Chile – The Chilean national side are an outside bet amongst the South American teams in this competition, with the onus on the host nation and the other powerhouses to succeed. They have youth and a couple of players that can cause problems to teams, such as Sanchez of Barcelona. When it comes to their beer, they are less known. This could be mainly due to their big production of other countries beers within the country. Their beer also has a few similarities to German beer. This could be due to a huge number of German immigrants during the 18th and 19th century. A positive for this country is that beer is still the most consumed alcoholic beverage and takes 60% of the total market share for alcoholic drinks. The most popular Chilean beer is Escudo from the brewery Cervecera CCU Chile Ltda. As with most Chilean beers this is a pale lager which appeals to the majority of beer drinkers. There is a good amount of microbreweries within Chile, between 70 and 90 in fact, and one that took my eye was the Kuntsmann Brewery. This brewery does a range of beers including bocks and lagers. What’s significant about this brewery is they have an annual beer festival, which is seen as one of the best cultural festivals in Chile. Mahina Brewery is another that is interesting, established in 2011 it was the first brewery on Easter Island, which offers a stout and pale ale. They’ll have to be on top form to escape this group but they might just surprise a few people.

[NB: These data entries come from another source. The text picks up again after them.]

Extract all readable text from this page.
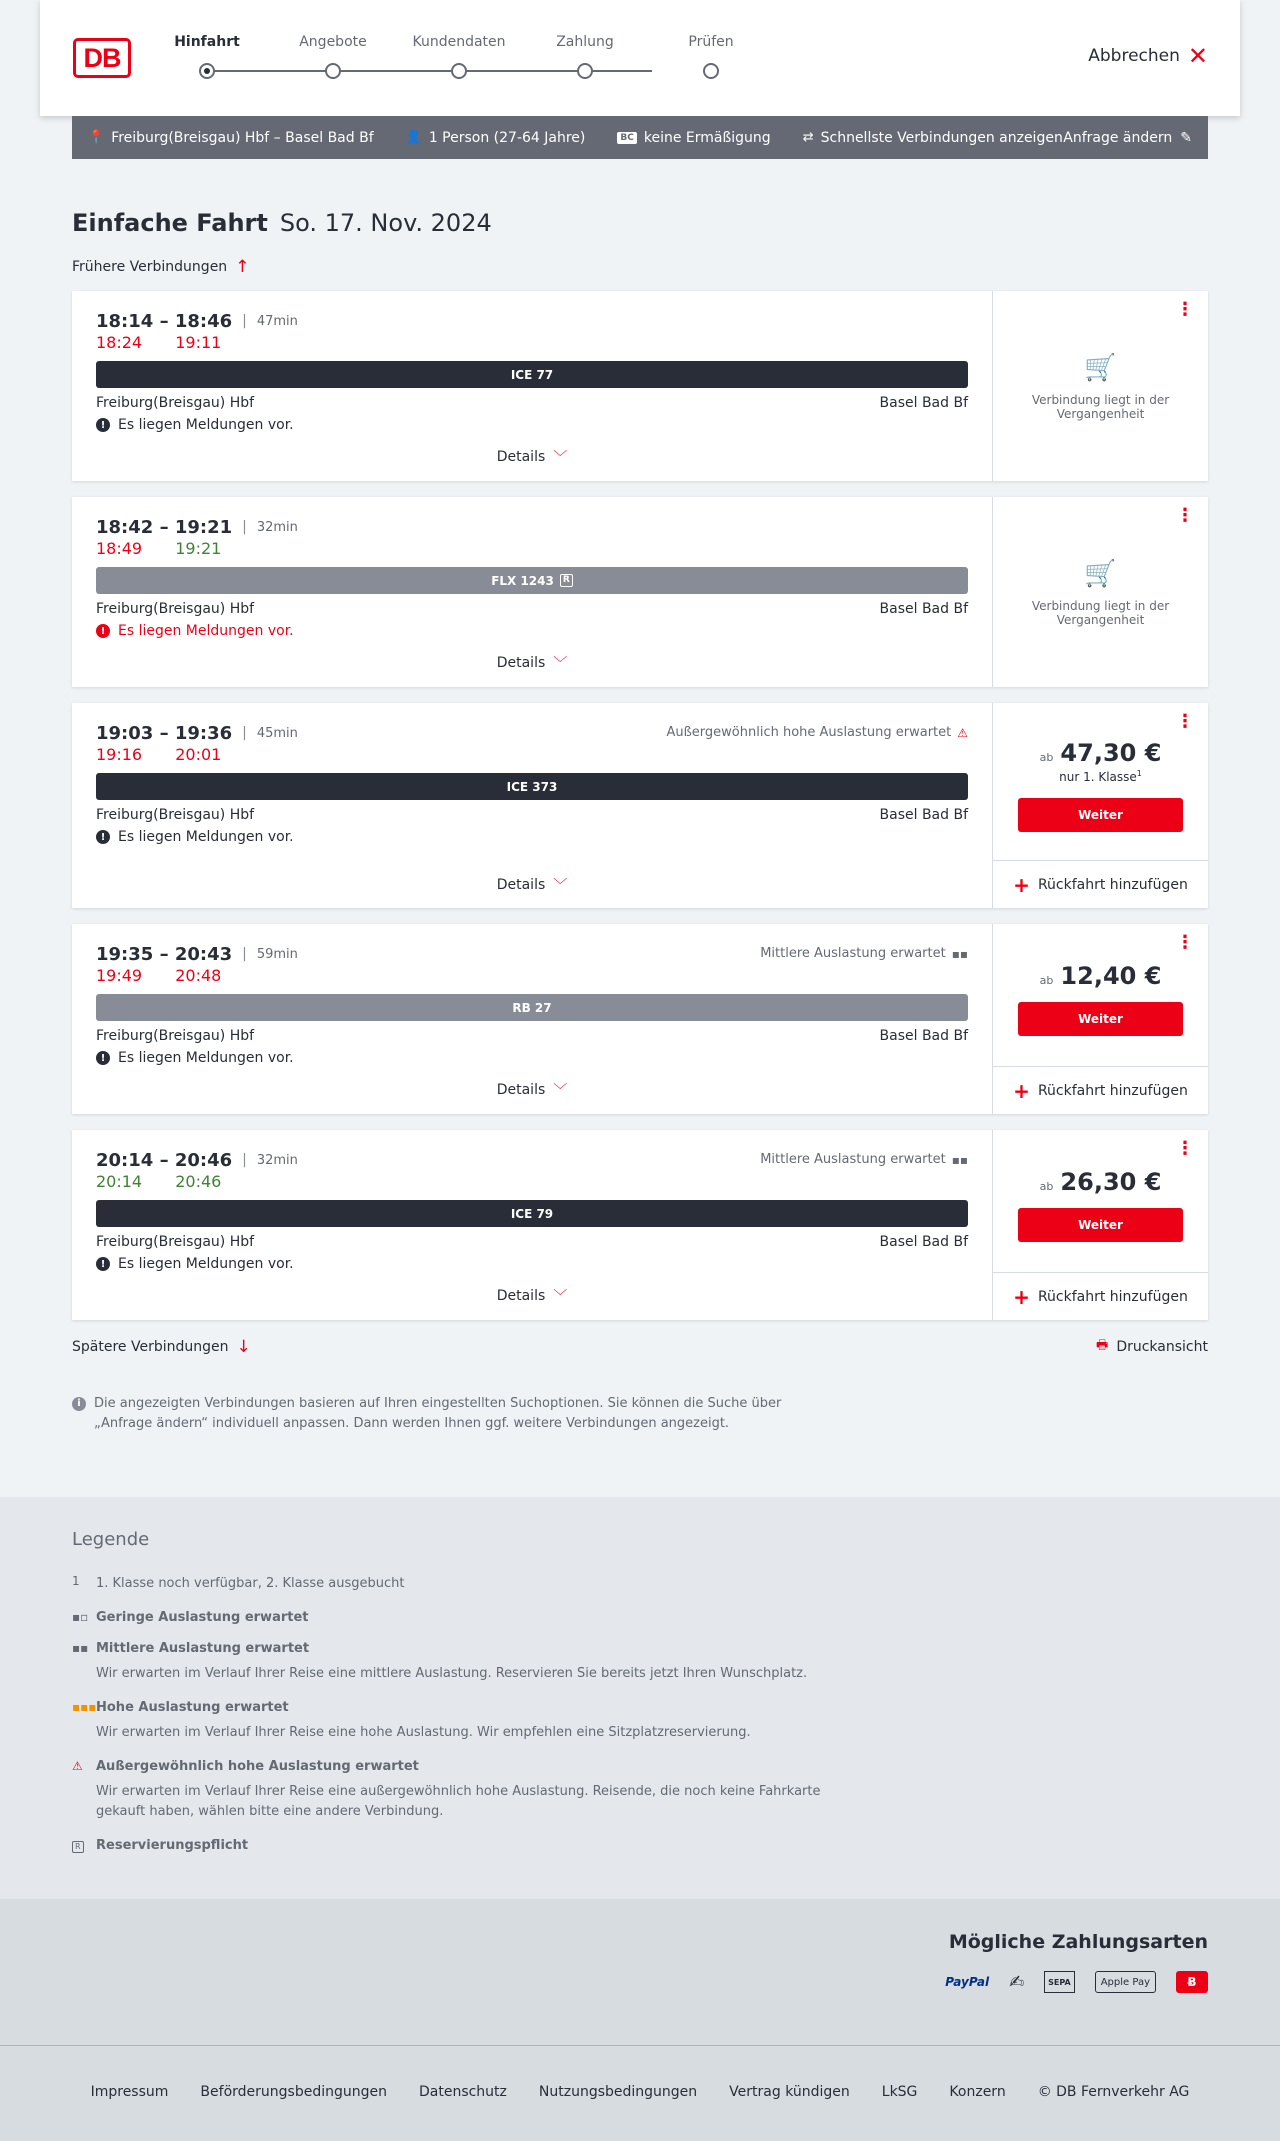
DB
Hinfahrt	Angebote	Kundendaten	Zahlung	Prüfen
Abbrechen ✕
📍 Freiburg(Breisgau) Hbf – Basel Bad Bf 👤 1 Person (27-64 Jahre)	BC keine Ermäßigung ⇄ Schnellste Verbindungen anzeigen Anfrage ändern ✎
Einfache Fahrt So. 17. Nov. 2024
Frühere Verbindungen ↑
18:14 – 18:46 | 47min
18:24 19:11
ICE 77
Freiburg(Breisgau) Hbf	Basel Bad Bf
! Es liegen Meldungen vor.
Details ﹀
⋮
🛒
Verbindung liegt in der Vergangenheit
18:42 – 19:21 | 32min
18:49 19:21
FLX 1243	R
Freiburg(Breisgau) Hbf	Basel Bad Bf
! Es liegen Meldungen vor.
Details ﹀
⋮
🛒
Verbindung liegt in der Vergangenheit
19:03 – 19:36 | 45min	Außergewöhnlich hohe Auslastung erwartet ⚠
19:16 20:01
ICE 373
Freiburg(Breisgau) Hbf	Basel Bad Bf
! Es liegen Meldungen vor.
Details ﹀
⋮
ab 47,30 €
nur 1. Klasse$^1$
Weiter
+ Rückfahrt hinzufügen
19:35 – 20:43 | 59min	Mittlere Auslastung erwartet ▪▪
19:49 20:48
RB 27
Freiburg(Breisgau) Hbf	Basel Bad Bf
! Es liegen Meldungen vor.
Details ﹀
⋮
ab 12,40 €
Weiter
+ Rückfahrt hinzufügen
20:14 – 20:46 | 32min	Mittlere Auslastung erwartet ▪▪
20:14 20:46
ICE 79
Freiburg(Breisgau) Hbf	Basel Bad Bf
! Es liegen Meldungen vor.
Details ﹀
⋮
ab 26,30 €
Weiter
+ Rückfahrt hinzufügen
Spätere Verbindungen ↓	🖶 Druckansicht
i	Die angezeigten Verbindungen basieren auf Ihren eingestellten Suchoptionen. Sie können die Suche über „Anfrage ändern“ individuell anpassen. Dann werden Ihnen ggf. weitere Verbindungen angezeigt.
Legende
1	1. Klasse noch verfügbar, 2. Klasse ausgebucht
▪▫ Geringe Auslastung erwartet
▪▪ Mittlere Auslastung erwartet
Wir erwarten im Verlauf Ihrer Reise eine mittlere Auslastung. Reservieren Sie bereits jetzt Ihren Wunschplatz.
▪▪▪ Hohe Auslastung erwartet
Wir erwarten im Verlauf Ihrer Reise eine hohe Auslastung. Wir empfehlen eine Sitzplatzreservierung.
⚠	Außergewöhnlich hohe Auslastung erwartet
Wir erwarten im Verlauf Ihrer Reise eine außergewöhnlich hohe Auslastung. Reisende, die noch keine Fahrkarte gekauft haben, wählen bitte eine andere Verbindung.
R	Reservierungspflicht
Mögliche Zahlungsarten
PayPal ✍	SEPA	Apple Pay	Ƀ
Impressum Beförderungsbedingungen Datenschutz Nutzungsbedingungen Vertrag kündigen LkSG Konzern © DB Fernverkehr AG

Australia – These lot aren’t being seen as contenders for this group, but they do have a couple of stellar players amongst the squad with Cahill and Jedinak having just had great seasons for their clubs. When it comes to beer there is only one Australian beer that instantly pops into my head, the gruesome Fosters – possibly one of the worst imported lagers to be inflicted to these shores. Moving swiftly on, Australia does have a bit to offer on the beer front. Coopers especially are a well-known brand and has beers that range from 2.9% – 7.5% from very light to very dark. It is also the largest Australian owned brewery due to Fosters being owned by SABMiller who have their headquarters based in London. There are a good number of microbreweries in Australia and one that is interesting is Nail Brewing. This brewery interestingly boasts the most expensive beer in the world, the Antarctic Nail Ale at 4.6% it is a limited-edition ale, made with water melted from a block of Antarctic ice. Now that’s pretty cool, although the first bottle made auctioned for 800 Australian dollars, too rich for my blood. As far as getting out of this group, I don’t think they will but they sure do have some interesting beers.